21 de junio. — Me levanté más temprano que de costumbre para hacer los preparativos de mi viaje. Como no era posible seguir el camino directo a Buenos Aires, sólo quedaba otro que atravesaba el territorio de los Guaycurúes. Es ésta una parcialidad de indios, reducida en su tiempo a medias por los jesuitas pero que ha vuelto de tiempo atrás a sus primitivos hábitos de vida. Se distinguen por sus costumbres bárbaras y crueles. Varias personas se empeñaron en disuadirme de que tentara esa ruta y me incitaban a quedar en Córdoba, pero, ansioso yo de proseguir el viaje, me resolví a emprenderlo. En caso de ser impracticable, pensaba volver después a la ciudad para esperar un momento de quietud.

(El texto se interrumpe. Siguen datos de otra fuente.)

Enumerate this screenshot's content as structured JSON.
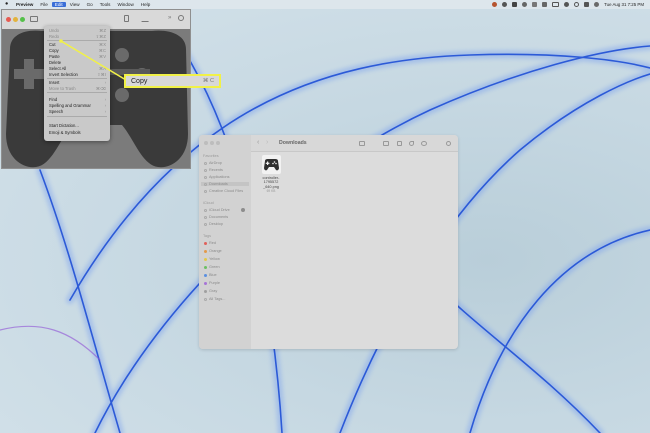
{
  "menubar": {
    "app_name": "Preview",
    "items": [
      "File",
      "Edit",
      "View",
      "Go",
      "Tools",
      "Window",
      "Help"
    ],
    "clock": "Tue Aug 31  7:25 PM"
  },
  "edit_menu": {
    "items": [
      {
        "label": "Undo",
        "shortcut": "⌘Z",
        "dim": true
      },
      {
        "label": "Redo",
        "shortcut": "⇧⌘Z",
        "dim": true
      },
      {
        "label": "Cut",
        "shortcut": "⌘X",
        "dim": false
      },
      {
        "label": "Copy",
        "shortcut": "⌘C",
        "dim": false
      },
      {
        "label": "Paste",
        "shortcut": "⌘V",
        "dim": false
      },
      {
        "label": "Delete",
        "shortcut": "",
        "dim": false
      },
      {
        "label": "Select All",
        "shortcut": "⌘A",
        "dim": false
      },
      {
        "label": "Invert Selection",
        "shortcut": "⇧⌘I",
        "dim": false
      },
      {
        "label": "Insert",
        "shortcut": "›",
        "dim": false
      },
      {
        "label": "Move to Trash",
        "shortcut": "⌘⌫",
        "dim": true
      },
      {
        "label": "Find",
        "shortcut": "›",
        "dim": false
      },
      {
        "label": "Spelling and Grammar",
        "shortcut": "›",
        "dim": false
      },
      {
        "label": "Speech",
        "shortcut": "›",
        "dim": false
      },
      {
        "label": "Start Dictation...",
        "shortcut": "",
        "dim": false
      },
      {
        "label": "Emoji & Symbols",
        "shortcut": "",
        "dim": false
      }
    ]
  },
  "callout": {
    "label": "Copy",
    "shortcut": "⌘ C"
  },
  "finder": {
    "title": "Downloads",
    "sidebar": {
      "favorites_header": "Favorites",
      "favorites": [
        "AirDrop",
        "Recents",
        "Applications",
        "Downloads",
        "Creative Cloud Files"
      ],
      "icloud_header": "iCloud",
      "icloud": [
        "iCloud Drive",
        "Documents",
        "Desktop"
      ],
      "tags_header": "Tags",
      "tags": [
        {
          "label": "Red",
          "color": "#e0605a"
        },
        {
          "label": "Orange",
          "color": "#e39a4b"
        },
        {
          "label": "Yellow",
          "color": "#e2c84a"
        },
        {
          "label": "Green",
          "color": "#6cbf63"
        },
        {
          "label": "Blue",
          "color": "#5a8fe0"
        },
        {
          "label": "Purple",
          "color": "#a774d6"
        },
        {
          "label": "Gray",
          "color": "#a0a0a0"
        },
        {
          "label": "All Tags...",
          "color": ""
        }
      ]
    },
    "file": {
      "name_line1": "controller-1795572",
      "name_line2": "_640.png",
      "size": "69 KB"
    }
  },
  "colors": {
    "highlight": "#f1f147",
    "menu_active": "#3a6fd8",
    "wave": "#1f4fd6"
  }
}
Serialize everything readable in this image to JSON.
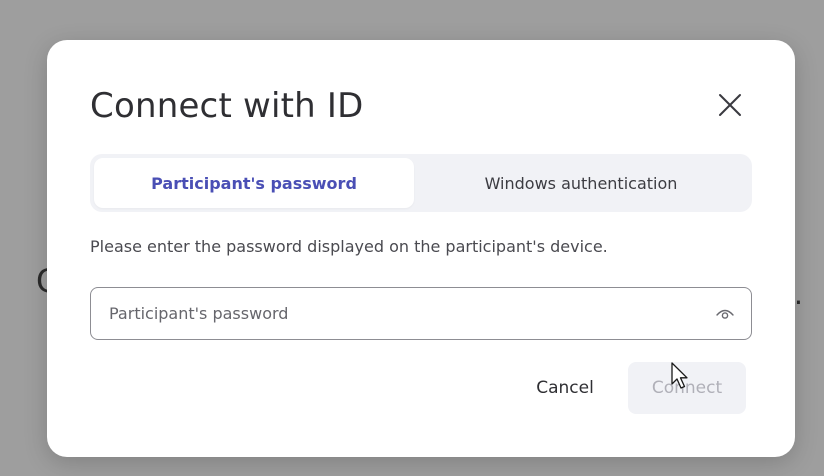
{
  "backdrop": {
    "left_fragment": "C",
    "right_fragment": "."
  },
  "dialog": {
    "title": "Connect with ID",
    "close_icon": "close-icon",
    "tabs": [
      {
        "label": "Participant's password",
        "active": true
      },
      {
        "label": "Windows authentication",
        "active": false
      }
    ],
    "hint": "Please enter the password displayed on the participant's device.",
    "password_field": {
      "placeholder": "Participant's password",
      "value": "",
      "toggle_icon": "eye-icon"
    },
    "cancel_label": "Cancel",
    "connect_label": "Connect",
    "connect_enabled": false
  },
  "colors": {
    "accent": "#4a4fb5",
    "overlay": "#9e9e9e",
    "tab_track": "#f1f2f6",
    "disabled_text": "#b0b0b8"
  }
}
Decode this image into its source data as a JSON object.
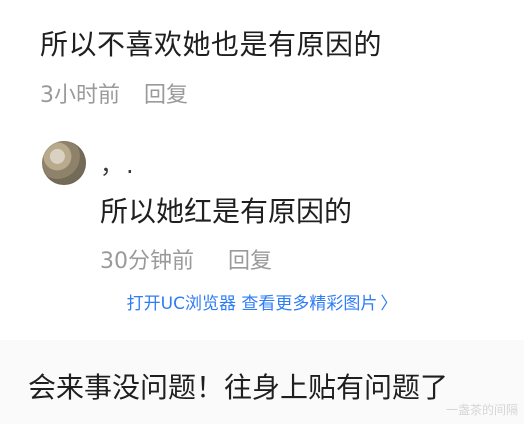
{
  "top_comment": {
    "text": "所以不喜欢她也是有原因的",
    "time": "3小时前",
    "reply_label": "回复"
  },
  "reply": {
    "username": "，.",
    "text": "所以她红是有原因的",
    "time": "30分钟前",
    "reply_label": "回复"
  },
  "uc_link": {
    "text": "打开UC浏览器 查看更多精彩图片",
    "chevron": "〉"
  },
  "bottom_comment": {
    "text": "会来事没问题！往身上贴有问题了"
  },
  "watermark": {
    "text": "一盏茶的间隔"
  },
  "icons": {
    "avatar": "avatar-image",
    "chevron": "chevron-right-icon"
  },
  "colors": {
    "primary_text": "#1f1f1f",
    "secondary_text": "#9a9a9a",
    "link": "#2f7df6",
    "background": "#ffffff"
  }
}
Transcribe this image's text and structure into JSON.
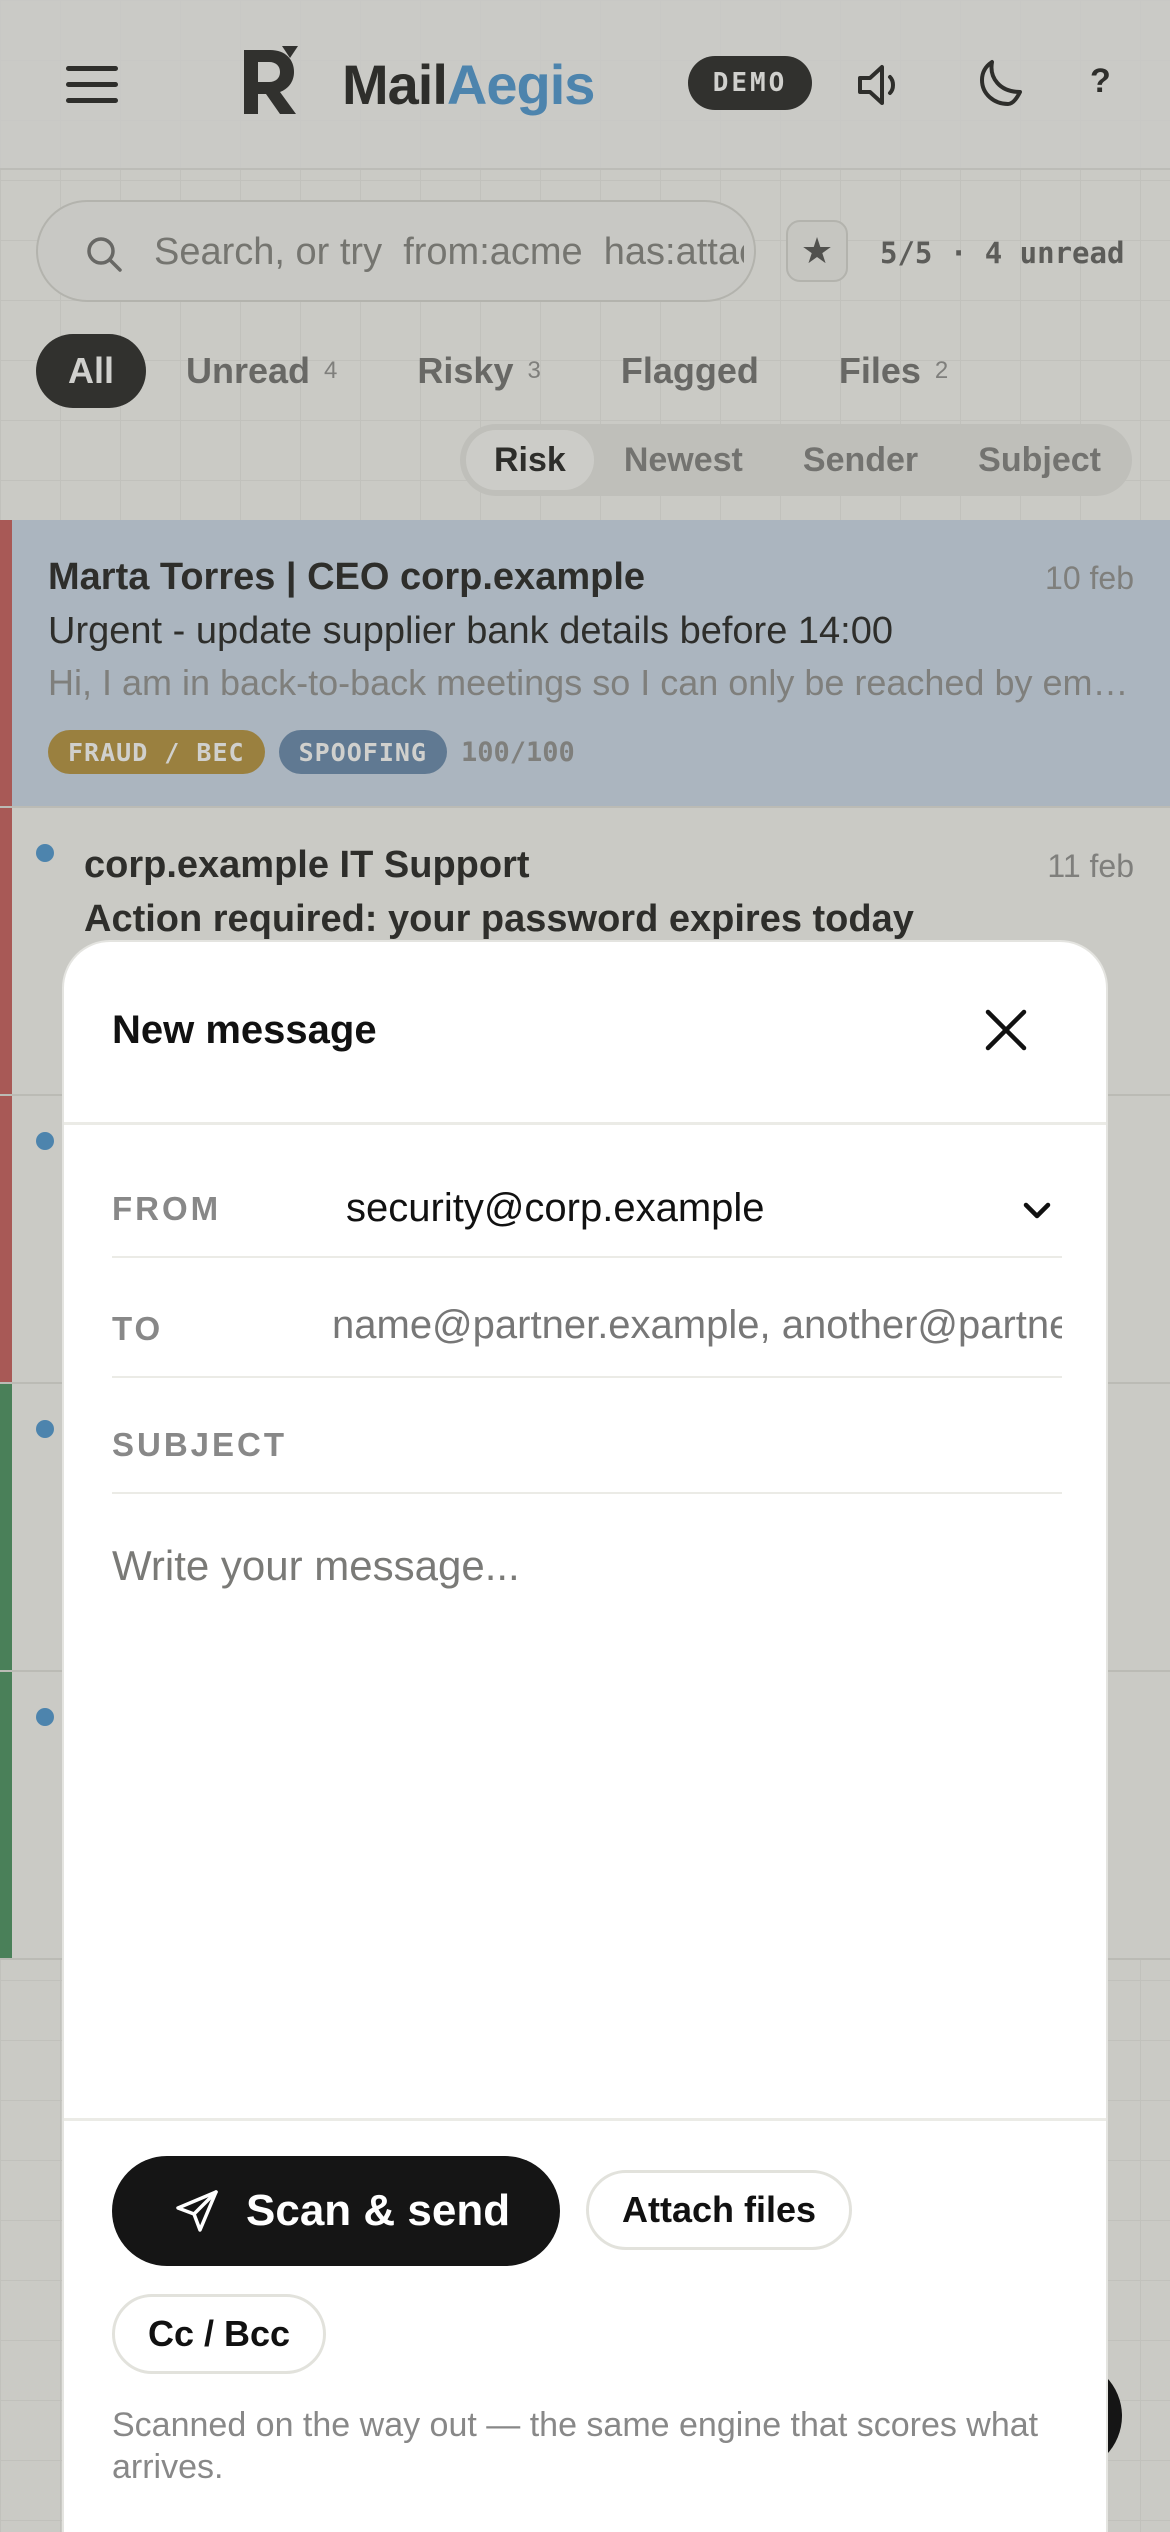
{
  "header": {
    "brand_part1": "Mail",
    "brand_part2": "Aegis",
    "demo_badge": "DEMO",
    "help": "?"
  },
  "search": {
    "placeholder": "Search, or try  from:acme  has:attachment",
    "count_text": "5/5 · 4 unread"
  },
  "filters": [
    {
      "label": "All",
      "count": ""
    },
    {
      "label": "Unread",
      "count": "4"
    },
    {
      "label": "Risky",
      "count": "3"
    },
    {
      "label": "Flagged",
      "count": ""
    },
    {
      "label": "Files",
      "count": "2"
    }
  ],
  "sort": [
    "Risk",
    "Newest",
    "Sender",
    "Subject"
  ],
  "messages": [
    {
      "sender": "Marta Torres | CEO corp.example",
      "date": "10 feb",
      "subject": "Urgent - update supplier bank details before 14:00",
      "preview": "Hi, I am in back-to-back meetings so I can only be reached by email today.",
      "tags": [
        "FRAUD / BEC",
        "SPOOFING"
      ],
      "score": "100/100"
    },
    {
      "sender": "corp.example IT Support",
      "date": "11 feb",
      "subject": "Action required: your password expires today"
    }
  ],
  "colors": {
    "risk_high": "#c45050",
    "risk_low": "#3a8a55",
    "tag_fraud": "#b08a2e",
    "tag_spoof": "#5b7fa8",
    "accent": "#3f8fd0"
  },
  "compose": {
    "title": "New message",
    "from_label": "FROM",
    "from_value": "security@corp.example",
    "to_label": "TO",
    "to_placeholder": "name@partner.example, another@partner.example",
    "subject_label": "SUBJECT",
    "body_placeholder": "Write your message...",
    "send_label": "Scan & send",
    "attach_label": "Attach files",
    "ccbcc_label": "Cc / Bcc",
    "hint": "Scanned on the way out — the same engine that scores what arrives."
  }
}
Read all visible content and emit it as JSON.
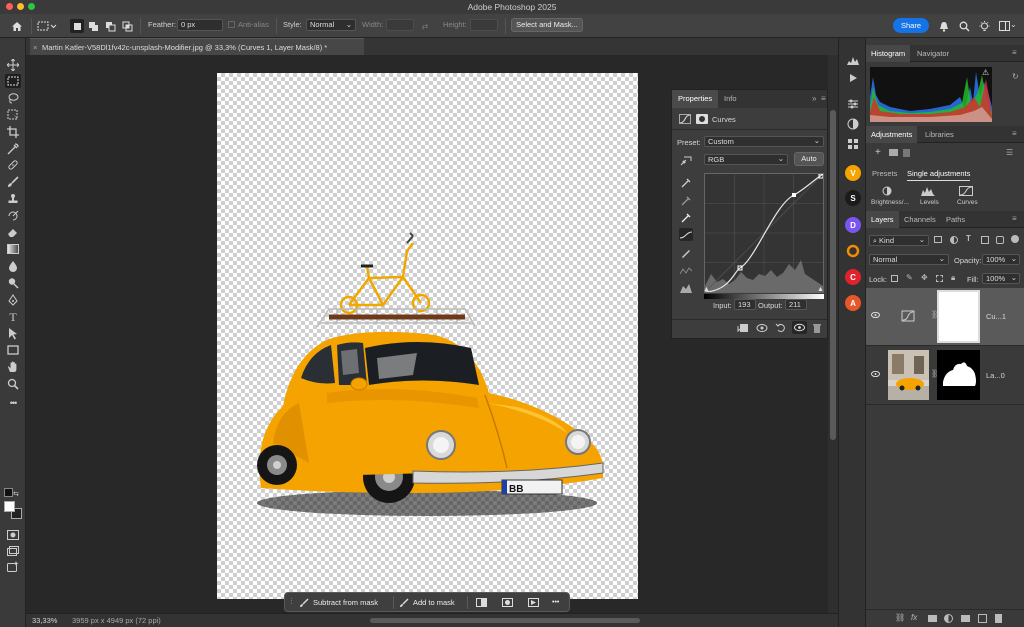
{
  "app_title": "Adobe Photoshop 2025",
  "options_bar": {
    "feather_label": "Feather:",
    "feather_value": "0 px",
    "anti_alias_label": "Anti-alias",
    "style_label": "Style:",
    "style_value": "Normal",
    "width_label": "Width:",
    "height_label": "Height:",
    "select_mask_button": "Select and Mask...",
    "share_button": "Share"
  },
  "document_tab": {
    "title": "Martin Katler-V58Dl1fv42c-unsplash-Modifier.jpg @ 33,3% (Curves 1, Layer Mask/8) *"
  },
  "status_bar": {
    "zoom": "33,33%",
    "doc_info": "3959 px x 4949 px (72 ppi)"
  },
  "context_bar": {
    "subtract_label": "Subtract from mask",
    "add_label": "Add to mask",
    "more_label": "•••"
  },
  "properties": {
    "tabs": [
      "Properties",
      "Info"
    ],
    "adjustment_name": "Curves",
    "preset_label": "Preset:",
    "preset_value": "Custom",
    "channel_value": "RGB",
    "auto_button": "Auto",
    "input_label": "Input:",
    "input_value": "193",
    "output_label": "Output:",
    "output_value": "211"
  },
  "histogram_panel": {
    "tabs": [
      "Histogram",
      "Navigator"
    ]
  },
  "adjustments_panel": {
    "tabs": [
      "Adjustments",
      "Libraries"
    ],
    "subtabs": [
      "Presets",
      "Single adjustments"
    ],
    "items": [
      "Brightness/...",
      "Levels",
      "Curves"
    ]
  },
  "layers_panel": {
    "tabs": [
      "Layers",
      "Channels",
      "Paths"
    ],
    "filter_value": "Kind",
    "blend_mode": "Normal",
    "opacity_label": "Opacity:",
    "opacity_value": "100%",
    "lock_label": "Lock:",
    "fill_label": "Fill:",
    "fill_value": "100%",
    "layers": [
      {
        "name": "Cu...1"
      },
      {
        "name": "La...0"
      }
    ]
  },
  "right_strip_badges": [
    "V",
    "S",
    "D",
    "C",
    "A"
  ],
  "colors": {
    "accent": "#1473e6",
    "car_yellow": "#f5a300",
    "panel_bg": "#3a3a3a"
  }
}
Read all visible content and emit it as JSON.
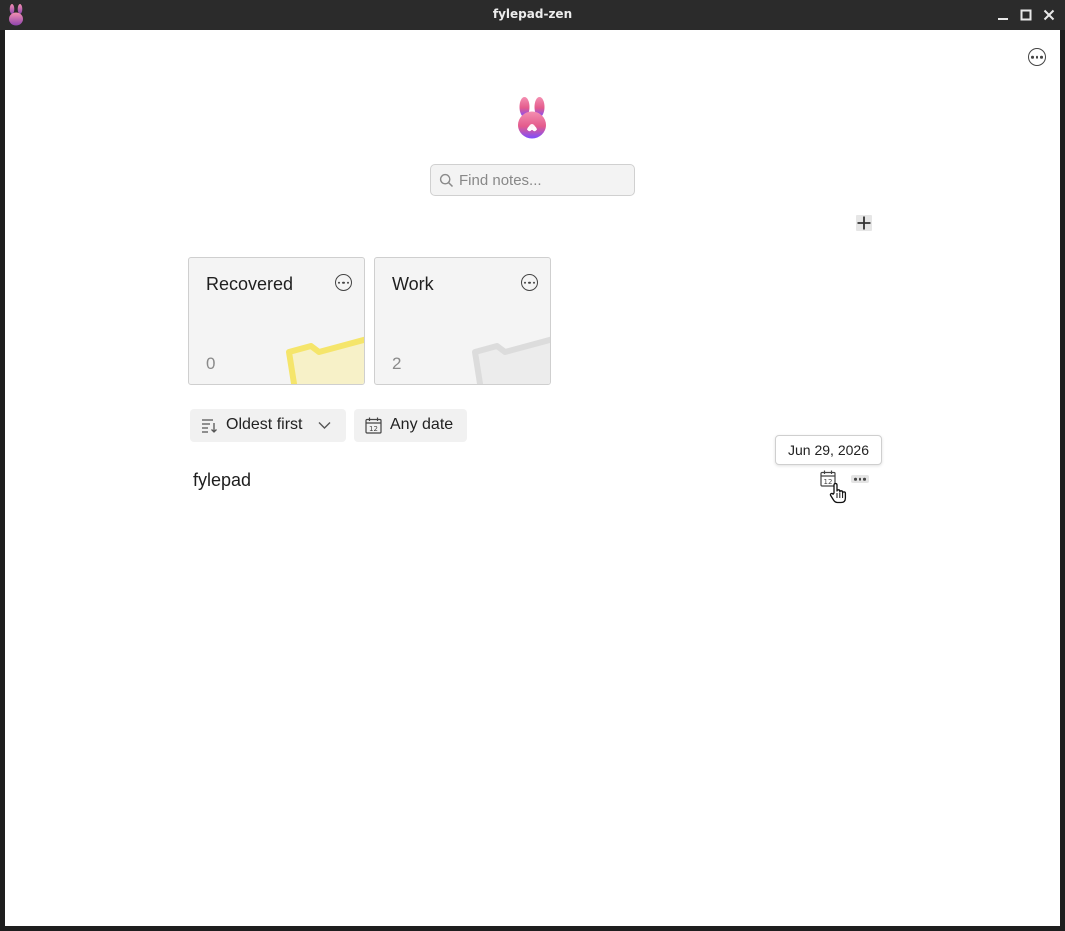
{
  "window": {
    "title": "fylepad-zen"
  },
  "search": {
    "placeholder": "Find notes..."
  },
  "folders": [
    {
      "name": "Recovered",
      "count": "0",
      "accent": "#f5e56b"
    },
    {
      "name": "Work",
      "count": "2",
      "accent": "#d9d9d9"
    }
  ],
  "filters": {
    "sort_label": "Oldest first",
    "date_label": "Any date"
  },
  "notes": [
    {
      "title": "fylepad"
    }
  ],
  "tooltip": {
    "text": "Jun 29, 2026"
  },
  "icons": {
    "top_more": "more-horizontal-circle-icon",
    "add": "plus-icon",
    "search": "search-icon",
    "sort": "sort-icon",
    "calendar": "calendar-icon",
    "chevron": "chevron-down-icon"
  },
  "colors": {
    "brand_gradient_top": "#f06292",
    "brand_gradient_bottom": "#7c4dff",
    "background": "#ffffff",
    "card_background": "#f4f4f4"
  }
}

Varios de los diputados reunidos para el Congreso General me habían visitado y fui a ver a don T. Barrecheria 3 representante de Santa Fe que me dio varias cartas para los comandantes de su provincia. También la dueña de la casa tomó la pluma en mi obsequio. Asistí con el Gobernador y su comitiva a una misa cantada en la Catedral, porque era la fiesta de Corpus Christi. Después me despedí de todos los conocidos y emprendí el camino de Ampatacoche, siete leguas de la ciudad, hacia el este.